Quoique voisins des Amazirgues, les Scelloks en vivent tout-à-fait séparés ; ils n’ont avec eux aucun commerce, et il n’y a pas d’exemple d’un seul mariage contracté d’un peuple à l’autre. Quant à la langue, il est certain qu’ils ne s’entendent pas sans interprète : les mots même de première nécessité diffèrent totalement. Cependant les deux idiomes paraissent dériver d’une source commune. Un religieux espagnol, le père don Pedro Martin del Rosario, qui a voyagé chez l’un et l’autre peuple, et étudié les deux langues, assure qu’elles sont l’une à l’autre ce que l’anglais est au hollandais ; et quant au caractère respectif des deux populations, il avait coutume de dire que les Scelloks étaient les Français du Maroc, et que les Berbères en étaient les Belges.

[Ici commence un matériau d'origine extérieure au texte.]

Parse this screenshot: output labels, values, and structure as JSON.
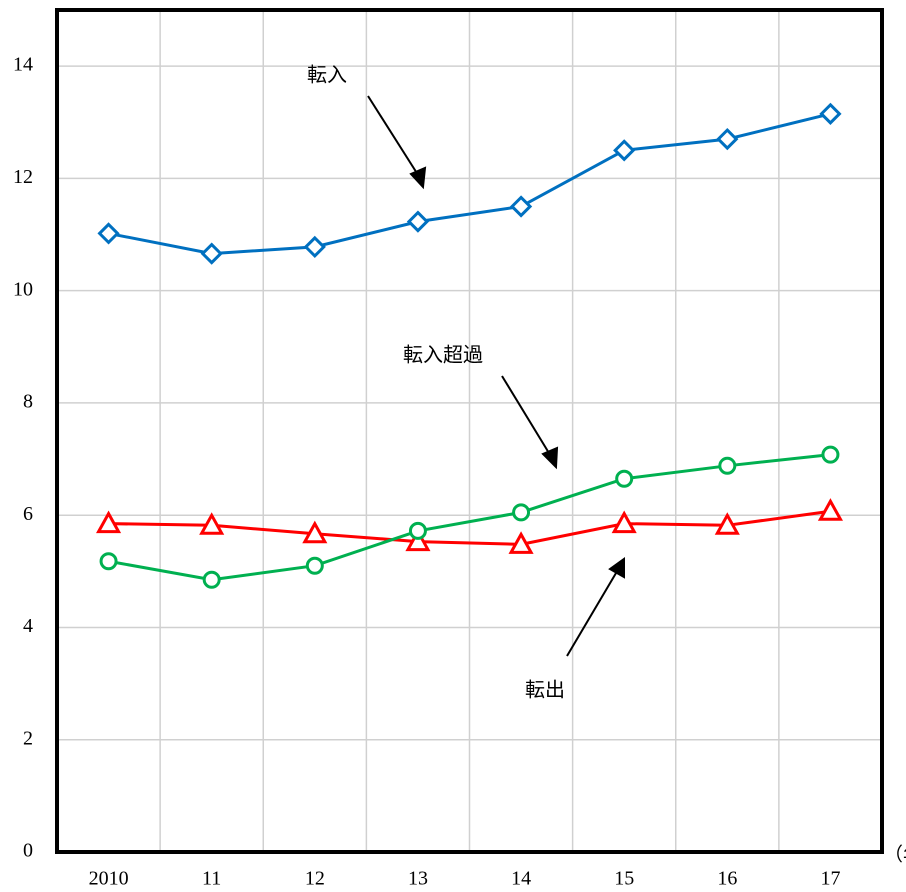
{
  "chart_data": {
    "type": "line",
    "x_label": "（年）",
    "categories": [
      "2010",
      "11",
      "12",
      "13",
      "14",
      "15",
      "16",
      "17"
    ],
    "series": [
      {
        "name": "転入",
        "color": "#0070c0",
        "marker": "diamond",
        "values": [
          11.02,
          10.66,
          10.78,
          11.23,
          11.5,
          12.5,
          12.7,
          13.15
        ]
      },
      {
        "name": "転出",
        "color": "#ff0000",
        "marker": "triangle",
        "values": [
          5.85,
          5.82,
          5.67,
          5.53,
          5.48,
          5.85,
          5.82,
          6.07
        ]
      },
      {
        "name": "転入超過",
        "color": "#00b050",
        "marker": "circle",
        "values": [
          5.18,
          4.85,
          5.1,
          5.72,
          6.05,
          6.65,
          6.88,
          7.08
        ]
      }
    ],
    "ylim": [
      0,
      15
    ],
    "yticks": [
      0,
      2,
      4,
      6,
      8,
      10,
      12,
      14
    ],
    "grid": true
  }
}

Léon l’Africain fait des premiers le portrait suivant : « Ce sont, dit-il, des hommes terribles et robustes qui méprisent le froid et la neige. Leur vêtement est une simple tunique de laine, par-dessus laquelle ils portent un manteau ; ils s’enveloppent les jambes de bandelettes en guise de bas ; ils vont nu-tête en toute saison ; ils ont beaucoup de troupeaux de mules et d’ânes. Ce sont les plus grands voleurs et assassins du monde. Ils vivent en intimité ouverte avec les Arabes, et les volent la nuit. Toutefois ces montagnards sont vaillans, et en guerre ils ne se rendent jamais vivans. Ils vont au combat à pied, armés de l’épée et du poignard, et on ne réussit à les vaincre qu’à force de cavalerie. »

Cantonnés dans la région des orages et non moins turbulens que les Amazirgues, les Scelloks ne sont guère plus qu’eux soumis à l’autorité du sultan ; ils vivent en pleine indépendance, et prennent les armes sous le moindre prétexte.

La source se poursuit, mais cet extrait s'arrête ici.